La primera ropa del bebé en el hospital es la más especiales para él y para ti.

Las primeras prendas que se pondrá tu bebé en el hospital son las más especiales para él y para ti. Por ello, debes elegirlas con cariño y pensando en sus necesidades, tomando en cuenta lo que te hayan pedido en el hospital.

La ropa de un recién nacido se lava a diario, los niños  crecen rapidísimo y la primera ropita se queda pequeña en seguida, por ello conviene no comprar demasiadas cosas pero de buena calidad y materiales naturales como el algodón que no irriten la piel del bebé.

Como vas a lavar la ropita y los pijamas casi a diario, lo mejor es comprar cosas que no haya que planchar para poder usarlas a menudo ese primer mes antes de que se les quede todo pequeño y haya que pasar a la siguiente talla.

Deberá ser ropa previamente lavada por ti a mano, sin etiquetas ni costuras mal acabadas que puedan rascarle la piel. Las prendas deberán ser cómodas, agradables, sin olores fuertes, adecuadas a la estación del año en la que nazca, aunque  la manga larga de algodón es lo más común durante el año.

Para la primera puesta, la canastilla deberá incluir diferentes mudas: camisetas, bodies, suetercitos, pantaloncitos y mamelucos. Además, deberás llevar calcetines, baberos y un gorrito de lana o algodón. También es recomendable llevar un par de cobijitas que se adapten a la temperatura ambiente.

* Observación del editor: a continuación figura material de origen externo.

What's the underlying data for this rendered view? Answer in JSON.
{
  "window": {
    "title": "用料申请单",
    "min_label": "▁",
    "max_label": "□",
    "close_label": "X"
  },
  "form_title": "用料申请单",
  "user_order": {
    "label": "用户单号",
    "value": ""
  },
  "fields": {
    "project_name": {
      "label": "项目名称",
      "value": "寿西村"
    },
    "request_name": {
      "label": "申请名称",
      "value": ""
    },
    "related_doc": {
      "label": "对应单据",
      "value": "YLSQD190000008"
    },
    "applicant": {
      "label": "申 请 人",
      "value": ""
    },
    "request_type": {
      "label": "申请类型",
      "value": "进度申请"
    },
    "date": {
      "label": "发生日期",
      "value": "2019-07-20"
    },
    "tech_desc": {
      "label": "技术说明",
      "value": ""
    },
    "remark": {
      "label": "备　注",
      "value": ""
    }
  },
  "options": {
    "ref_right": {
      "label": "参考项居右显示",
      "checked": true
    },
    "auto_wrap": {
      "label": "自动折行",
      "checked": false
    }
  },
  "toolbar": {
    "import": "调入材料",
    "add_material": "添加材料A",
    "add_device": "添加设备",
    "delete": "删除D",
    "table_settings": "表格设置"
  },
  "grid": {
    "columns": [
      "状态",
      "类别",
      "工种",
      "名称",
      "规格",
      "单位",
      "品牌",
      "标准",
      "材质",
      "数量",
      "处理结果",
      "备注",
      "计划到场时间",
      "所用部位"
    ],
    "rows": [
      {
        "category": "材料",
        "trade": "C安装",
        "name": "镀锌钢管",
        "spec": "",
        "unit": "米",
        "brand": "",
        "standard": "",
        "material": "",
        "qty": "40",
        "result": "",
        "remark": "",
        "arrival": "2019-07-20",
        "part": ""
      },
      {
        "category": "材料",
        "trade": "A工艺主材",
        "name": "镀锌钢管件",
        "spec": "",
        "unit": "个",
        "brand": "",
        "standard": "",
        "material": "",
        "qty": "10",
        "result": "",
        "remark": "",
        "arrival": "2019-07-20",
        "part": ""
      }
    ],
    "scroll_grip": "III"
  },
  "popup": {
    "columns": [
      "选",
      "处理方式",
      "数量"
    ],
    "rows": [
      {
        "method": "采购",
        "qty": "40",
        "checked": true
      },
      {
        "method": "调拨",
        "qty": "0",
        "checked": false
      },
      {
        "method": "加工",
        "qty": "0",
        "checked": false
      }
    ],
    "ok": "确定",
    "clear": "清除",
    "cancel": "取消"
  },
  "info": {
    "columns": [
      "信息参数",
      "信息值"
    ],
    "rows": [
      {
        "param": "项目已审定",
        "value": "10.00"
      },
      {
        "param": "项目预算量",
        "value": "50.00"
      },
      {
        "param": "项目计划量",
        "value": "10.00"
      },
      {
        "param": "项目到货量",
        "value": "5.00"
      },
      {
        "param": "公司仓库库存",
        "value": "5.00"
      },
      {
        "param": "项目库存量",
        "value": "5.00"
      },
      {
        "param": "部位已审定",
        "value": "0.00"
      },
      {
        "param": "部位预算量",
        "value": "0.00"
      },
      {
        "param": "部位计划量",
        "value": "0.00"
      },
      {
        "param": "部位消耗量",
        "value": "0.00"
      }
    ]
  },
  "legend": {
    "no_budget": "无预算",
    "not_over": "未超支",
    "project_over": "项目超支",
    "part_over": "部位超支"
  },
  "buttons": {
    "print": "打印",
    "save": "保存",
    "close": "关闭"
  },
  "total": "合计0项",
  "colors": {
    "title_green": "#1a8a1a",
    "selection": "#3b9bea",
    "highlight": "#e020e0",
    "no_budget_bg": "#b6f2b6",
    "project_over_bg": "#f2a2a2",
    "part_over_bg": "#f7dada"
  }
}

Toda la ropita que lleves al hospital debe ser cómoda para el bebé pero también fácil de poner, en especial si debes cambiarlo mientras duerme y quieres molestarle lo menos posible. La apertura de la cabeza debe ser amplia o bien tener una obertura total por su espalda. Los pijamas, bodies y mamelucos suelen ser de gran utilidad para su primera puesta y los días posteriores.) Deberás tener en cuenta, al mismo tiempo, ponerle una ropa acorde a su talla y que no le irrite la zona del cordón umbilical, una parte que deberás curar y secar hasta que definitivamente se caiga.  Elige pijamitas, bodies y mamelucos que se abran por delante y de manera total, desde el cuello hasta los pies o la entrepierna. Así, además de facilitar el cambio de pañal, evitas tener que ponérselos por la cabeza.

Es mejor que la ropa del bebé se abroche con automáticos o velcros. Los listones o cordones son poco prácticos y peligrosos, ya que se le pueden enrollar al cuello. Los botones tampoco son aconsejables: si uno se desprende, el bebé se lo podría tragar, ni cierres, que pueden pellizcar su delicada piel.

En cuanto a pañales, actualmente, y desde ya hace algunos años, hay mamás que eligen los pañales de tela para el bebé porque, al ser reutilizables, son una opción para el cuidado del medio ambiente, permitiendo, además un ahorro a largo plazo, y aunque implican un inversión económica, posteriormente, son muy rentables, ya que se pueden reutilizar. Para ello, simplemente deben limpiarse con agua y jabón neutro, evitando cloro y detergentes, que pueden dañar el algodón que está en contacto directo con la piel tan delicada del bebé.